Wenn dann alle diese Studien durch sind, kann das Medikament zugelassen werden. Allerdings nur für die Krankheit für welche es Untersucht und zugelassen wurde.
Manche Medikamente helfen aber auch bei ganz anderen Erkrankungen. Dazu muss man dann aber wieder neue Studien machen um auch dafür eine Zulassung zu erhalten.

MabThera wurde 1998 in der EU als Krebsmedikament zugelassen. Später folgten dann Studien für den Einsatz bei Rheuma, wofür es seit einigen Jahren auch zugelassen ist. Aktuell laufen Studien zur Zulassung bei Multiple Sklerose.
Eine Langzeitnebenwirkung bei MabThera ist Zahnausfall, nach etwa 10 Jahren Behandlungsdauer. Bei Krebspatienten spielt dies keine Rolle, da diese nicht so lange behandelt werden, bei den Rheuma und MS sieht das anders aus, hier ist eine Behandlung über Jahrzehnte nötig.

MfG Peter(TOO)

3 „Gefällt mir“

Moin auch,

das kann bis zu 10 Jahren dauern, muss es aber nicht. Unter bestimmten Bedingungen kann das Zulassungsverfahren verkürzt werden. Ein schönes aktuelles Beispiel dafür wäre die Ebolaepidemie in Afrika.

Ralph

Ja klar, es müssen sehr, sehr viele Klinische Studien gemacht werden, damit auch niemand dabei umkommt

Danke für eure ganzen Antworten! Finde das super interessant!
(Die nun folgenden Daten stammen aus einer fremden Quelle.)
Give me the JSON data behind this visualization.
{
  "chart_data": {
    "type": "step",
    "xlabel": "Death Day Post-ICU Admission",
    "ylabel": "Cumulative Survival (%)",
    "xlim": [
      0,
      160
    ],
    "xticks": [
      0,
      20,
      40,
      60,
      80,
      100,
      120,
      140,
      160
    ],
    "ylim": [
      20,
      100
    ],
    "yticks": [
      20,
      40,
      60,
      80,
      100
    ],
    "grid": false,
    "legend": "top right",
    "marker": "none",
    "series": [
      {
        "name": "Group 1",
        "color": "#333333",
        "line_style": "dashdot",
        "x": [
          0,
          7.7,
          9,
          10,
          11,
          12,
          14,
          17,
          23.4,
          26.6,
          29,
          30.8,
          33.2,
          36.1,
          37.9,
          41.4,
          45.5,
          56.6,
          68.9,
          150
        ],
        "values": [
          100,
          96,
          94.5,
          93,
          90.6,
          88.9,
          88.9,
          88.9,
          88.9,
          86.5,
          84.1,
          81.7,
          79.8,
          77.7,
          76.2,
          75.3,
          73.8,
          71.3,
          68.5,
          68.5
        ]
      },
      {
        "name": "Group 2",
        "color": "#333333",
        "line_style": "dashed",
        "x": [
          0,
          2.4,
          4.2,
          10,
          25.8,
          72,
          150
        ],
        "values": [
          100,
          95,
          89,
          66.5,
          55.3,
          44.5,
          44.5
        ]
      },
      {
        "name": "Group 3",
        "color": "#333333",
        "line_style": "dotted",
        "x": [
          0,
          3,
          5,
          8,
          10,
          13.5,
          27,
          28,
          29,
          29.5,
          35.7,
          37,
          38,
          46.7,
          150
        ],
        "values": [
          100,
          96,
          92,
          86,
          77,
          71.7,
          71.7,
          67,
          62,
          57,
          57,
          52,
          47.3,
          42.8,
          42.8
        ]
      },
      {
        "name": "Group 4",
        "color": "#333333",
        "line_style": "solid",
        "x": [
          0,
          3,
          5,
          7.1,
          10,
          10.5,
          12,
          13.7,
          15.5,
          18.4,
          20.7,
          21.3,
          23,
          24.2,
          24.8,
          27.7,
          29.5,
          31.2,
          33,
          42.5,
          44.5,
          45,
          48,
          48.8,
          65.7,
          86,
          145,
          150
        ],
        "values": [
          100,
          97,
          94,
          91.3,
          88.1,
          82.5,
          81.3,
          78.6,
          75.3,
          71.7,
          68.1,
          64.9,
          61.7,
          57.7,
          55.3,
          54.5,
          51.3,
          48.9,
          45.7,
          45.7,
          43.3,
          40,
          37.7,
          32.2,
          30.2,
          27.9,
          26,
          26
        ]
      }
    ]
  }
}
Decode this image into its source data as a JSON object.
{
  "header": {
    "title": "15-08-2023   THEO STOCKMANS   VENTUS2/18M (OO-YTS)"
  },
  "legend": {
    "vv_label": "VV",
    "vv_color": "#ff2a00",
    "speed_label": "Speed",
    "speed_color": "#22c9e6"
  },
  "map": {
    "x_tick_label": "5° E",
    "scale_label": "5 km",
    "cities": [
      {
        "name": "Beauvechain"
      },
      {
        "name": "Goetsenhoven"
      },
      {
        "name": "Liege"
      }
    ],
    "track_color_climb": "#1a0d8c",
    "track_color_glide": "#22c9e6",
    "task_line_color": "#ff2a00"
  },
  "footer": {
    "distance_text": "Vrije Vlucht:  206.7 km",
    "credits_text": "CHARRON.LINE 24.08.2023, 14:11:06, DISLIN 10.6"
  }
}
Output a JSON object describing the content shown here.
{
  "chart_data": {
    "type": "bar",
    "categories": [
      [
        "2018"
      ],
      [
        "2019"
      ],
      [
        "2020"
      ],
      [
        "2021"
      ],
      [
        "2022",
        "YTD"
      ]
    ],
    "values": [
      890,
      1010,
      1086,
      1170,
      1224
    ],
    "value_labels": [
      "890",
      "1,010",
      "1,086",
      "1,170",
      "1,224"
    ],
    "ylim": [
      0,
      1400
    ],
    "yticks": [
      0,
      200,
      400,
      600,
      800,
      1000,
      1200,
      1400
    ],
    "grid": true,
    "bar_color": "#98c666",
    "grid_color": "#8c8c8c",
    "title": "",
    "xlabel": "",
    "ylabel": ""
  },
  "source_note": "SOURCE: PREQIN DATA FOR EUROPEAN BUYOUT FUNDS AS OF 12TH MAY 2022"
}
Bei Ebola waren schon umfangreiche Entwicklungen lange zuvor gelaufen. Außerdem bewegt man sich bei der Entwicklung von Impfstoffen auf einem gut bekannten Terrain, weil das Grundprinzip die Generierung einer Immunantwort ist. Das ist für viele Impfstoffe gegen Viruserkrankungen erprobt und bewährt. Nicht zu vergleichen mit einer völlig neuen chemischen Verbindung, die noch dazu in wichtige Stoffwechselprozesse eingreift.